The dream of an all-American F1 team for the first time in more than two decades might have been crushed for 2010, but according to sources the other side of the Pond, USF1 is 'still hoping to field a car for the 2011 season' – despite the ongoing threat of financial sanctions from the FIA for its shambolic failure to take up its entry this year.
Arguably an ill-fated initiative right from the start, USF1 has become the highest-profile grand prix casualty and public relations disaster of 2010 to-date. As co-founders Peter Windsor and Ken Anderson hid behind a smokescreen that everything was progressing on-course, in reality precious little progress was being made at all at the factory in Charlotte, North Carolina, right in the heart of NASCAR country.
The crux of the matter was the team's spectacular inability to secure anything like the necessary sponsorship to complete its two Cosworth-powered cars, let alone make it to the curtain-raising Bahrain Grand Prix
at Sakhir last weekend – and that critical underestimation of the cost of campaigning at the highest level would prove to be USF1's downfall.
Mooted mergers with both Campos Meta 1 (now Hispania Racing) and Stefan GP fell through, employees – what there were of them, anyway, with claims that there was in actual fact only one mechanic on the payroll – were laid off and requests firstly to miss the opening four races of 2010 and subsequently to be allowed to defer the entry altogether until 2011 were rejected by the FIA. Yet still USF1 refuses to die.
According to ESPN
, South Carolina-based Composite Resources – a company that has recruited two of the engineers from the defunct project – has revealed that USF1 has 'suspended operations but is still hoping to field a car for the 2011 season'.

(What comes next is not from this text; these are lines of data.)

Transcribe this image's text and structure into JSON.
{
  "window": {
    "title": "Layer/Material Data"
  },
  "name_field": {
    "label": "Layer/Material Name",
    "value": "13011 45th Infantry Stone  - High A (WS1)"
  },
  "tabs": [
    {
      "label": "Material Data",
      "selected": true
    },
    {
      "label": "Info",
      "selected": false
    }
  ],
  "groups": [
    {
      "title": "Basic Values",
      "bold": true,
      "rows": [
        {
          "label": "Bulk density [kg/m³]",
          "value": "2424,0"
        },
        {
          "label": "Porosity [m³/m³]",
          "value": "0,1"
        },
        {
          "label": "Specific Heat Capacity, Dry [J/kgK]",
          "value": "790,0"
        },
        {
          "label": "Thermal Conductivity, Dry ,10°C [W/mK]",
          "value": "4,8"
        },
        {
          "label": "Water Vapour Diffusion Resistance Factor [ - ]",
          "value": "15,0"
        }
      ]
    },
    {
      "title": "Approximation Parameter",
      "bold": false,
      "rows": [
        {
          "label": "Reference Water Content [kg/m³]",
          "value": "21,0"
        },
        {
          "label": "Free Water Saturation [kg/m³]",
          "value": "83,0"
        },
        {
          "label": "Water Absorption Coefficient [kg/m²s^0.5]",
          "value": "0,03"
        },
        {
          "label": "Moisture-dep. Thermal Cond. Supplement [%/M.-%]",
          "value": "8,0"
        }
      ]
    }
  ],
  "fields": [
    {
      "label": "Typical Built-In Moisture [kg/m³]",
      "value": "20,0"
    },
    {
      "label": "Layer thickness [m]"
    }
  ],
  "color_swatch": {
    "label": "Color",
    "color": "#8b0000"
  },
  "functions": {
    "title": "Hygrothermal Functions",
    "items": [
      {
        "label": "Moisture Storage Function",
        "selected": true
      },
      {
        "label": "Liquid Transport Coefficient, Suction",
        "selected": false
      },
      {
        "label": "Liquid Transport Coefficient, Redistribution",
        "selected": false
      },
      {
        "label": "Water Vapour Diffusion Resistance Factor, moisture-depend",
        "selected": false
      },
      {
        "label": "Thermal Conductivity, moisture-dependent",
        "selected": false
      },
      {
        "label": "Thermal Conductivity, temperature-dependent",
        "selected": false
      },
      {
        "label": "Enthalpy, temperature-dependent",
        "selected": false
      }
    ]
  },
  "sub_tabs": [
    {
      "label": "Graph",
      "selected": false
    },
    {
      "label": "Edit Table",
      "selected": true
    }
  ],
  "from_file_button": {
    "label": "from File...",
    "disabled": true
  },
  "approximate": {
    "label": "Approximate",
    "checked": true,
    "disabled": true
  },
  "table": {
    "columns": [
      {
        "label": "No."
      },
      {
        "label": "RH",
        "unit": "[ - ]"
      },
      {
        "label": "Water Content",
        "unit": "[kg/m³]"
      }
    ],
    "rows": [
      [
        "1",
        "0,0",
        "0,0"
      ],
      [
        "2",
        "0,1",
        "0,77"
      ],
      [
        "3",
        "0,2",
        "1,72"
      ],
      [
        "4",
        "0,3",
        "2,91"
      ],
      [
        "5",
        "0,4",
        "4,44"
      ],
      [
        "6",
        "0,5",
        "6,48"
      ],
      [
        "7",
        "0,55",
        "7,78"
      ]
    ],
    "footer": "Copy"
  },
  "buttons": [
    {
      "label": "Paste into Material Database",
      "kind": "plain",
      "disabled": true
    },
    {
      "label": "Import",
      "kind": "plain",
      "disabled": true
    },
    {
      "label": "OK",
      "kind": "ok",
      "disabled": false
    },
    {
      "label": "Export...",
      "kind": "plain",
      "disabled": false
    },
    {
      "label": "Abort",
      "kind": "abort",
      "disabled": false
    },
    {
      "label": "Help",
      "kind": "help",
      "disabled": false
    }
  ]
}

That goal, however, might yet be scuppered should the governing body elect to punish Anderson and Windsor for having signed up to race this season and then proven unable to honour that commitment. The matter now rests in the hands of FIA President Jean Todt, who in Bahrain at the weekend refused to elaborate on the likely outcome.
“The non-appearance of USF1 is definitely a disappointment,” the Frenchman acknowledged. “The World Council has asked me to review the situation, so we will see what happens. When I say it's very disappointing, I know they have tried hard [and] made a lot of effort.
“As you all know [FIA chief technical delegate] Charlie Whiting went there and saw some facilities and some cars under construction. Unfortunately, it was not enough to have two cars at the start of the first grand prix.”